I want to start today by giving you a little glimpse of what is possible with some of the things that I mentioned in yesterday's post.
PhotoReading.
I started Photoreading back in 2002. It really took me a long time to fully realize the potential of the system. I started by trying to photoread the books that really piqued my interest but unfortunately they were way too hard for someone just starting out with the system. I didn't think it should make any difference so I just kept going. I had some success but I really wasn't properly utilizing the "whole mind system". I was basically trying to read with conscious comprehension every time I went through the material. That combined with difficult material caused a whole bunch of discouragement. I plodded along, revisited the course a couple times, forced my way through a couple years of college but never really realized how far I could really take this.
Then around this time last year I ordered the Photoreading accelerator course. It's just a couple of DVDs of Paul Scheele's photoreading seminar and a paraliminal CD. The instant I watched the DVDs and listened to the CD I realized what I was missing. I wasn't allowing myself to read with my mind. I was constantly trying to read with the old paradigm that reading occurs with the eyes, then with the mind as you go. With photoreading you have to suspend your need for conscious comprehension and allow yourself to listen to your intuition. Sounds a little hokey but it works, and well. Ever since then I've been able to read a 300 page book in about 30mins with the same level of comprehension that used to take me 4 hours or more. Not only that but because of the fact that you are using your internal faculties to read, and the fact that those faculties are closely intertwined with emotion you get a deep sense of involvement and pleasure from the reading. Even when the material is dry and technical I still get a very definite emotional response to the material, just like when I used to read novels. It's great stuff.

So now I can read 5-10 books in a day and I love it. I'll never go back to regular reading. It's so invigorating knowing that there are literally no limits to what I can learn.

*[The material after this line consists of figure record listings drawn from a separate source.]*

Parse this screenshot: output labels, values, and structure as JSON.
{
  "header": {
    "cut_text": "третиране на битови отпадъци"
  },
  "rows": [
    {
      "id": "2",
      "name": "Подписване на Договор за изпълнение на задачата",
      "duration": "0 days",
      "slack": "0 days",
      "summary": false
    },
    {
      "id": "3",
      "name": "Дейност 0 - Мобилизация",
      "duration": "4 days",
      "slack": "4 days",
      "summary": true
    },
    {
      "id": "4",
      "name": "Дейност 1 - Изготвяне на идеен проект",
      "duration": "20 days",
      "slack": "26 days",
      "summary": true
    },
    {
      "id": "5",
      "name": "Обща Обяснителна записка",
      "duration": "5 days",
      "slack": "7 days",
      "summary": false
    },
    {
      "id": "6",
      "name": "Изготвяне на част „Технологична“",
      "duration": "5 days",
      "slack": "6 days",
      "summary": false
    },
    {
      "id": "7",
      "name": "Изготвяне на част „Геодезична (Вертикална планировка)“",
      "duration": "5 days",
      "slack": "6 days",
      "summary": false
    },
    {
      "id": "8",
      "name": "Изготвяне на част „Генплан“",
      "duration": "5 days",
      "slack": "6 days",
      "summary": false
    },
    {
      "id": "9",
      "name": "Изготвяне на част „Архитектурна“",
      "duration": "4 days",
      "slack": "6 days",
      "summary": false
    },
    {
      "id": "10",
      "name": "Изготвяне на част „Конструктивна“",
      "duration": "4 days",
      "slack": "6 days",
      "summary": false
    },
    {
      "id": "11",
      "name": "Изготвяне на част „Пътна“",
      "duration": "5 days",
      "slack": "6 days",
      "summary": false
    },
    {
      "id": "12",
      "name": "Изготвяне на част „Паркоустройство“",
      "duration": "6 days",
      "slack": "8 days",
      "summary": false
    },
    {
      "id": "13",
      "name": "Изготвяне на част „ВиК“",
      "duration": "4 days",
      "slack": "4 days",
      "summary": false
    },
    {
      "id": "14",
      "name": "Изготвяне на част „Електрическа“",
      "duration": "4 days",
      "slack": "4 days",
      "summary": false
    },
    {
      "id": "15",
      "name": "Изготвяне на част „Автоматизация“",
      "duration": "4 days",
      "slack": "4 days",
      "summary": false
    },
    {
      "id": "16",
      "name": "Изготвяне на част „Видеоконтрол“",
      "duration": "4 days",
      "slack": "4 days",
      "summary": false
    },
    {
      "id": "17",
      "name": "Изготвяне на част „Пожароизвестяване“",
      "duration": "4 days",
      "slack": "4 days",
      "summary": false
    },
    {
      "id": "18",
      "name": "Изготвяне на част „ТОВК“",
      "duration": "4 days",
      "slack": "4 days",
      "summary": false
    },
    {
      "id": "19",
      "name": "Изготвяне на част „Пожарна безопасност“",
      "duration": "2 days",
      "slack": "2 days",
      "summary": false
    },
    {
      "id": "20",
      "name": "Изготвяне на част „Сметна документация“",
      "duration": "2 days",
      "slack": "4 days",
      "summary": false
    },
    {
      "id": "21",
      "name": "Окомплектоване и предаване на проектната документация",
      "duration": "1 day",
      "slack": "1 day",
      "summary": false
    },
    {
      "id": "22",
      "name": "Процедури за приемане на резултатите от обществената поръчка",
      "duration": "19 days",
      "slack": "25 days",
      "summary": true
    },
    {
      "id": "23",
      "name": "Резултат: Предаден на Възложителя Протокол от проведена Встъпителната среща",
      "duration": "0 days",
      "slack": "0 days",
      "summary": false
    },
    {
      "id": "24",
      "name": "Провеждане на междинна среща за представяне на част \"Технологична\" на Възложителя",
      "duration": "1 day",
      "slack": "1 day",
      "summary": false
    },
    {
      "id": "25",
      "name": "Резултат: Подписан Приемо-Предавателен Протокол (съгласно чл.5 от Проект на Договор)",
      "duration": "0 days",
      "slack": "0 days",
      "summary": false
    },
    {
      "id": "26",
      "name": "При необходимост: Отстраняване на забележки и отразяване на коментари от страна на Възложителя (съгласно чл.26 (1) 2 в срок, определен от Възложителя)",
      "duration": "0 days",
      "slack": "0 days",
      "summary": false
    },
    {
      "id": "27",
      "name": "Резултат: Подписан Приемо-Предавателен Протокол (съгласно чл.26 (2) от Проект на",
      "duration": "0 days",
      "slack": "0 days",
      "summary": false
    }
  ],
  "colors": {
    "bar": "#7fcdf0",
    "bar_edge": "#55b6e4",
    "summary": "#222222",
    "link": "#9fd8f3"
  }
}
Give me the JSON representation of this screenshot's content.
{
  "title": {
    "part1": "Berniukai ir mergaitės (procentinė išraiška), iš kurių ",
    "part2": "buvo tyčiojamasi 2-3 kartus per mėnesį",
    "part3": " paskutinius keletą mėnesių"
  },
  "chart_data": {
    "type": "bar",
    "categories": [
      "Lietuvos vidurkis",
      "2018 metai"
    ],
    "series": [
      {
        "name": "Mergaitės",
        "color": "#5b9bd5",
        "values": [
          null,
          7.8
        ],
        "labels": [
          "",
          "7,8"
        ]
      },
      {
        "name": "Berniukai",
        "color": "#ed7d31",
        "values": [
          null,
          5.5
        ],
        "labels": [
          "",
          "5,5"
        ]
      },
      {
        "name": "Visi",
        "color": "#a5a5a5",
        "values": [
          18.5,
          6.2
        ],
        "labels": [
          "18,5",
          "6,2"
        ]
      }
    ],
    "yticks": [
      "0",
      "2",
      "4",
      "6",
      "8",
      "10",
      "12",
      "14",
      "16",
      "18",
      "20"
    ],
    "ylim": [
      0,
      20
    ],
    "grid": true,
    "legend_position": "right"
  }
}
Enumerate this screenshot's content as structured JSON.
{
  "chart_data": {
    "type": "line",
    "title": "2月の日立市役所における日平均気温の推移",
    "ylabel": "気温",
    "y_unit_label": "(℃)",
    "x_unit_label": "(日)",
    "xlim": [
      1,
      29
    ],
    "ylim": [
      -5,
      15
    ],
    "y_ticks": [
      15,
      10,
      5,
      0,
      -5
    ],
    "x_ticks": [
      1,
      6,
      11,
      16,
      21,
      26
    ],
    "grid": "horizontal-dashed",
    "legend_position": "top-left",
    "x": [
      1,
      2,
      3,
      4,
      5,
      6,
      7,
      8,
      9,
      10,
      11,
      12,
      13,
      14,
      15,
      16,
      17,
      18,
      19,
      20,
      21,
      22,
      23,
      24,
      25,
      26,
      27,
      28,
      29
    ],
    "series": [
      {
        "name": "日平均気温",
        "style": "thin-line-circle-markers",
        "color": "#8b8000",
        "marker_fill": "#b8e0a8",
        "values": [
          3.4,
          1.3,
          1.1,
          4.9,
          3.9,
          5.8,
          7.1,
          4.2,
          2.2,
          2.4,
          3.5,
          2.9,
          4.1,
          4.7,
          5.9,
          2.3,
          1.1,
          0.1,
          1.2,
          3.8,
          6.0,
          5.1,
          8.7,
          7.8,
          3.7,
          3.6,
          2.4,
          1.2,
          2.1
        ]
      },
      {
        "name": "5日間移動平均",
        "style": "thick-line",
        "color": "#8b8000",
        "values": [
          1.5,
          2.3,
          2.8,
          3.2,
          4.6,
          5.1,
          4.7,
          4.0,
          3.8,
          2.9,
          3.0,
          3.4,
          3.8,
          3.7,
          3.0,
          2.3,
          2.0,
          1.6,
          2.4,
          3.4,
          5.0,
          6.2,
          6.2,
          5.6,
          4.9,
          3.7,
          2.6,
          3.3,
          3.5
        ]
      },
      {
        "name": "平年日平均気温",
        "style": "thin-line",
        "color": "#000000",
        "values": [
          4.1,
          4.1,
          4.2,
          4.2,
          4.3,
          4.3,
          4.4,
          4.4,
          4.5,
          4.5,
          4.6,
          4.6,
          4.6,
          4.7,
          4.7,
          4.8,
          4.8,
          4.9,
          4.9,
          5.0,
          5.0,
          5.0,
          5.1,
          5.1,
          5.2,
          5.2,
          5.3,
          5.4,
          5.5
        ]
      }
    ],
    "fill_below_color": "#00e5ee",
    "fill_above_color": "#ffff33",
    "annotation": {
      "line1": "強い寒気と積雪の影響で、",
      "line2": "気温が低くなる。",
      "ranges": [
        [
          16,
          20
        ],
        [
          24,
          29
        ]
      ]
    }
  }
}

If anyone out there doesn't believe me I'd be more than happy to accept any sort of learning challenge they can throw at me. Seriously, anything. I've already done a whole semester's worth of college classes in about a week (which included learning a bunch of Latin and writing papers for comparative literature), learned calculus in a week (both differential and integral), and now I've deepened my understanding of Wittgenstein's philosophy to the point where I could easily write a whole book on the Tractatus after only a few days.

I know its sound too good to be true but when you're really willing to open up to your true potential anything is possible. Anything.